Beyond rebranding, Cisco has combined the previously separate cloud infrastructures of Spark and Webex and user interfaces for both platforms. The move comes as Cisco's main competitor, Microsoft, is in the process of consolidating its collaboration portfolio by rolling the features of Skype for Business into Microsoft Teams.
"Overall the bringing together of the product portfolio makes a lot of sense for customers as well as prospects," said Alan Lepofsky, a principal analyst with Constellation Research Inc., based in Cupertino, Calif. "It simplifies the message, and makes it easier for users to understand how to get work done."
Cisco also announced this week at the 2018 Cisco Collaboration Summit in Phoenix, Ariz., that the Webex Assistant -- formerly the Cisco Spark Assistant -- will be made available starting in May. The voice assistant helps users control meetings and place calls using Cisco meeting room devices.
Spark becomes Cisco Webex Teams
Cisco Webex Teams will offer the same core capabilities of Cisco Spark -- including presence, calling, file sharing, persistent messaging, and web conferencing -- in a redesigned user interface. The product is similar to workstream collaboration apps like Slack, Microsoft Teams, RingCentral Glip, and Atlassian Stride.
Cisco Webex Teams will conduct meetings through the Webex client, rather than a separate Spark meetings client as is done today, and will prominently feature a calendar of upcoming meetings in the top left of the screen.
"The merger of the two platforms makes total sense," said Rob Arnold, an analyst at Frost & Sullivan. "These applications are increasingly overlapping in functionality, while IT and users want fewer, yet more robust tools with simplified experiences and licensing."
Cisco Webex Teams users from different companies will be able to collaborate with one another without creating guest accounts. The streamlined process should simplify the process and give businesses better oversight over the information shared with external partners.
Existing Cisco Spark customers will be prompted to switch to Webex Teams in June. The vendor will continue to offer a freemium version of the Spark platform.

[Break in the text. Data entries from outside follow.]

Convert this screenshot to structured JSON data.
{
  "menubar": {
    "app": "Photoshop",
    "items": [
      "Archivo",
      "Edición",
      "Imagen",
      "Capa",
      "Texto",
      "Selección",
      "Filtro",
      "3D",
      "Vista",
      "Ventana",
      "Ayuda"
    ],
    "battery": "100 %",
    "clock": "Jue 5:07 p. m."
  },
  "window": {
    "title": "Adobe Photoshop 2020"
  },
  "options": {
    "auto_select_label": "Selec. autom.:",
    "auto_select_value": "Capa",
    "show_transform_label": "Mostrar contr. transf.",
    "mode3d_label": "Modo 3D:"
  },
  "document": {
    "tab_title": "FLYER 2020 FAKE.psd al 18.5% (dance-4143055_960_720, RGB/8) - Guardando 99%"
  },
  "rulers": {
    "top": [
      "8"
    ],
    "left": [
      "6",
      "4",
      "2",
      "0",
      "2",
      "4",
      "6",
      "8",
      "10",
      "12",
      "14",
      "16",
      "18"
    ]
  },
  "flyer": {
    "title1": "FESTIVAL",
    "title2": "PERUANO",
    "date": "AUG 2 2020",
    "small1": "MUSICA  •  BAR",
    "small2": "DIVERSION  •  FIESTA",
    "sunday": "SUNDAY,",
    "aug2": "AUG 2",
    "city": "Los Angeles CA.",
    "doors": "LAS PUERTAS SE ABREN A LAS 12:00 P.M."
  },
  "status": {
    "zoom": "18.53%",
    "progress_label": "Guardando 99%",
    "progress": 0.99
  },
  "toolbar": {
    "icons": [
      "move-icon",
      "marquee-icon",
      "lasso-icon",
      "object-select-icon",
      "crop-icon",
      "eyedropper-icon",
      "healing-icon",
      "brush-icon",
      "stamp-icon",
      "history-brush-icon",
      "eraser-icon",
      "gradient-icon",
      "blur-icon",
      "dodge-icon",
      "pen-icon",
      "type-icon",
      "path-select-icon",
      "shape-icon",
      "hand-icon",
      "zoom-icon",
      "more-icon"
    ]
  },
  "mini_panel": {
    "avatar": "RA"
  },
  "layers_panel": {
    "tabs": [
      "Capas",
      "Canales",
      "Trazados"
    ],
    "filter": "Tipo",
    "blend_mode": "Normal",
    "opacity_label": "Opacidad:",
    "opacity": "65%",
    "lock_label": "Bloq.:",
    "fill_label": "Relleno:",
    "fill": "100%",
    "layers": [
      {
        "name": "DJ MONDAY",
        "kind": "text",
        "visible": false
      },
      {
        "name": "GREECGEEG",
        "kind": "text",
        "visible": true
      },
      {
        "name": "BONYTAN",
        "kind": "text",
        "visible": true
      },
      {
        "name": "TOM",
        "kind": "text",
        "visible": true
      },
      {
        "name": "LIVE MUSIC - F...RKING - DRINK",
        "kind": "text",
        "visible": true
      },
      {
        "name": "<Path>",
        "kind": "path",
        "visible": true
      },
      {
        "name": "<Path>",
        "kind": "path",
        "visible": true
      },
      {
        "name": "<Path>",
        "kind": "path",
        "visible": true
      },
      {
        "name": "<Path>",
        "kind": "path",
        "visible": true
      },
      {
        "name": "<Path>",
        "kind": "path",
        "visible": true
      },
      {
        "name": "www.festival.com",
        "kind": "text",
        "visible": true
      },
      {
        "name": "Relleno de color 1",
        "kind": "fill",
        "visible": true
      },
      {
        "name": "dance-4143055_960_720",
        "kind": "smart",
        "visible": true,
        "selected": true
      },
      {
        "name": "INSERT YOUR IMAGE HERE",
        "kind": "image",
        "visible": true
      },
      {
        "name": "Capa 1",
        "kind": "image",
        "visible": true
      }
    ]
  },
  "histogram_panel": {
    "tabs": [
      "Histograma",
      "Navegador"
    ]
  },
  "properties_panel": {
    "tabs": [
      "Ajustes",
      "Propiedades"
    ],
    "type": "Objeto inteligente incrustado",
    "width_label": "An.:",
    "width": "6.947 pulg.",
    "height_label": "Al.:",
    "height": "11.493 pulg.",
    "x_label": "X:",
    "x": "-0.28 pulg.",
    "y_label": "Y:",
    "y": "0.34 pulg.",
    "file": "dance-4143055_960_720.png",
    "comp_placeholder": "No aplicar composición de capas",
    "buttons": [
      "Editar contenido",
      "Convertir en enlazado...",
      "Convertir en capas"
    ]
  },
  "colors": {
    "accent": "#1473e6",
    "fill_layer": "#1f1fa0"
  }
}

Webex Meetings focuses on video
Also in June, Cisco will launch new desktop, mobile and web applications for Webex video conferencing. The new platform will be baked into Webex Teams but also offered as a standalone product branded as Webex Meetings.
Cisco has made video the centerpiece of the new interface, with the capacity to display 25 video feeds at once on computers, and four video feeds at once on mobile phones. The app will also feature a sidebar with contact and title information for every user in the meeting.
Cisco highlighted an integration with Microsoft Teams that will let customers launch a Webex meeting from that platform with one click. The vendor said it was working on additional combinations with competitors including Microsoft, Google and Slack.
Webex Meetings will sit atop the combined cloud infrastructure of Spark and Webex, hosted in Cisco data centers as well as the public cloud. Using Cisco's "video mesh" system, customers can also choose to install on-premises servers to improve video quality in individual offices, with off-site and overflow users automatically funneled to the cloud.
Webex Share will enhance low-tech meeting rooms
In late 2018, Cisco will begin selling small wireless devices for connecting televisions in meeting rooms to the Webex cloud.
Webex Share will let Cisco customers conduct Webex meetings on televisions and other displays with HDMI ports. The palm-sized devices, which connect wirelessly to nearby computers, will turn those televisions into a resource people can reserve through Webex, with the screen displaying each day's meeting schedule.
The new product will be useful in small meeting rooms with existing monitors, and could serve as a stepping stone to convince more customers to eventually invest in one of Cisco's more expensive touchscreen meeting room devices, said Irwin Lazar, an analyst at Nemertes Research, based in Mokena, Ill.
"There are similar products like Polycom Pano and Display Note Montage, but they are more just for wireless display," Lazar said. "The back-end integration [of Webex Share] into Webex will offer significant advantages for Cisco customers."